И все же ее беспокоило, как отнесется ко всему отец. Она вспоминала, как, когда она была еще маленькой девочкой, он буквально не мог на нее нарадоваться. Он любил читать ей, водил в парк. Потом она превратилась в подростка, растолстела, и все оборвалось. С этого момента стало понятно, что ничего, кроме неудовольствия от общения с ней, он не испытывал, словно она была выпачкана чем-то. Правда, теперь у нее были месячные и она спала с парнями, но ведь это было нормально — с какой стати отцу испытывать неприязнь к ней, да еще такую сильную?

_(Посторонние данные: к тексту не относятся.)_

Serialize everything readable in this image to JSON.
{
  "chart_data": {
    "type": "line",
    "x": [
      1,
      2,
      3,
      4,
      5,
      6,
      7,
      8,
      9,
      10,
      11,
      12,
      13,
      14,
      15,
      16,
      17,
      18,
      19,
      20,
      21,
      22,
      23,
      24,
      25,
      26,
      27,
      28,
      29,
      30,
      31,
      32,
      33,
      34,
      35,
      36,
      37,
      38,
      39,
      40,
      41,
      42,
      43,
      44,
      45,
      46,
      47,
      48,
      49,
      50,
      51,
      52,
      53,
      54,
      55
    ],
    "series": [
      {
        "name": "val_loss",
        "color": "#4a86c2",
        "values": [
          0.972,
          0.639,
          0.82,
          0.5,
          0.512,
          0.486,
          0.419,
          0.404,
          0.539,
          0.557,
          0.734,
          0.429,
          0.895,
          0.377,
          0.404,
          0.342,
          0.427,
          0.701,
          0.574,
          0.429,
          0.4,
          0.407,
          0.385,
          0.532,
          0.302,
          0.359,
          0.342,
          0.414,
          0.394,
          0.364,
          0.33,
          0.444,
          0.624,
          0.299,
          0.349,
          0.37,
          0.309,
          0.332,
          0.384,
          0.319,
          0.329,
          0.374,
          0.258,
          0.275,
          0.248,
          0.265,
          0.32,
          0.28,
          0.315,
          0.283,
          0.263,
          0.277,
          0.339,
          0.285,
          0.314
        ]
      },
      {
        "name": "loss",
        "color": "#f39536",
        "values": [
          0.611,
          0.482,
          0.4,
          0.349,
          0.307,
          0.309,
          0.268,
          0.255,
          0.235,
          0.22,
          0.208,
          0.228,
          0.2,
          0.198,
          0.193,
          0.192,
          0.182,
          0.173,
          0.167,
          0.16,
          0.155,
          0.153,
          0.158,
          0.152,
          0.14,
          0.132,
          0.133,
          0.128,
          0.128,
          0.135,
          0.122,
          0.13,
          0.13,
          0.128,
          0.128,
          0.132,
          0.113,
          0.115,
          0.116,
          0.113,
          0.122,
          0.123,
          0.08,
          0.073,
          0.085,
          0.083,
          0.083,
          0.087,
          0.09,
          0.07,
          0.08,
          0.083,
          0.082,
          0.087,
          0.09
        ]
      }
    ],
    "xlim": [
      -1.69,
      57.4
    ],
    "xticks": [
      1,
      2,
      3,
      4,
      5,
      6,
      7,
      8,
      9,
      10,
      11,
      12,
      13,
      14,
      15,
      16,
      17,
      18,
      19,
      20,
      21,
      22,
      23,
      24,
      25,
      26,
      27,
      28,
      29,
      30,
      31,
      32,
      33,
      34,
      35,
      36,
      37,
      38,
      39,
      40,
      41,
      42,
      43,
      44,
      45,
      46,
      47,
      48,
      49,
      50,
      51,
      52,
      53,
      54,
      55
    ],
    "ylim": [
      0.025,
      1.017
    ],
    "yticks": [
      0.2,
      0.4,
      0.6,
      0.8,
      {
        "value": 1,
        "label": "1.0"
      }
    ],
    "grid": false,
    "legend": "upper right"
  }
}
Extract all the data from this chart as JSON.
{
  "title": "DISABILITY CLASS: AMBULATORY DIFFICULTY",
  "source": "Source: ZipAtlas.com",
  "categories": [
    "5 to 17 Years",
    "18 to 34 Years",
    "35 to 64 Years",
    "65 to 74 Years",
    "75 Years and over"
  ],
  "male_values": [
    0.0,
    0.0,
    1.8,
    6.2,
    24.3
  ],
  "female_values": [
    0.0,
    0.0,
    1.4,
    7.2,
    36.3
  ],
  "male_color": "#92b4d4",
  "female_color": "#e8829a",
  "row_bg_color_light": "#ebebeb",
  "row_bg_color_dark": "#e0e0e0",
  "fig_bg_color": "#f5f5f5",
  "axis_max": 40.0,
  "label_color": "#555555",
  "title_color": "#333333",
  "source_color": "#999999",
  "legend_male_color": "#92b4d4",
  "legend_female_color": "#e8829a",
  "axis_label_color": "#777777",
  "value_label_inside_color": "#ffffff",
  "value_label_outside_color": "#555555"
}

Ведь он не захотел даже пригласить их с Брюсом как-нибудь поужинать!
— Я удивляюсь, что вы вообще обращаете на меня внимание и заботитесь обо мне, тетя Пэтси, — сказала Мелани. На минутку она почувствовала, как ей одиноко, и ей опять стало жалко, что маленькое существо внутри нее погибло. Если бы ребенок родился, может быть, у нее никогда в жизни больше не было бы минут одиночества.
— Ты это о чем, милая? — спросила Пэтси, глядя на печальную девушку.
— Вы были в конфронтации с моей бабушкой, в конфронтации с моим отцом, — пояснила Мелани. — Удивительно, что они не пытаются даже запретить вам встречаться со мной.
— Да, но с твоей мамой мы в конфронтации никогда не были, — напомнила ей Пэтси. — Она приняла все меры к тому, чтобы никаких глупостей не было и никто не мешал бы мне видеться с тобой.
— Ой-ой-ой, — всхлипнула Мелани и взяла в руки еще одну салфетку. Думать о матери в такую минуту, когда море было такое серое и маленький ребенок погиб, было уж слишком.
17
— Аврора так долго теперь одевается, — сказал генерал, старательно выбирая выражения. Они с Рози играли в домино, и Рози, как всегда, углубилась в подсчеты очков.
Генералу было грустно сознавать, что все чаще и чаще, даже при самом тщательном подборе, у него изо рта вылетали не те слова. Бывали дни, когда все шло неплохо и он снова чувствовал себя добрым, старым генералом. Нет, не старым генералом, а просто самим собой. Он называл Рози Рози, а Аврору — Авророй, и ему удавалось, как любому другому, быть точным в выражениях и, конечно же, более точным, чем женщины, в этом доме. Разумеется, Аврора не принимала никаких заявлений на сей счет. Она не думала, что кто-то может выражаться точнее нее, но они-то с Рози знали, что точной она бывала не во всем — уж во всяком случае, не в отношении назначенных встреч и многого другого.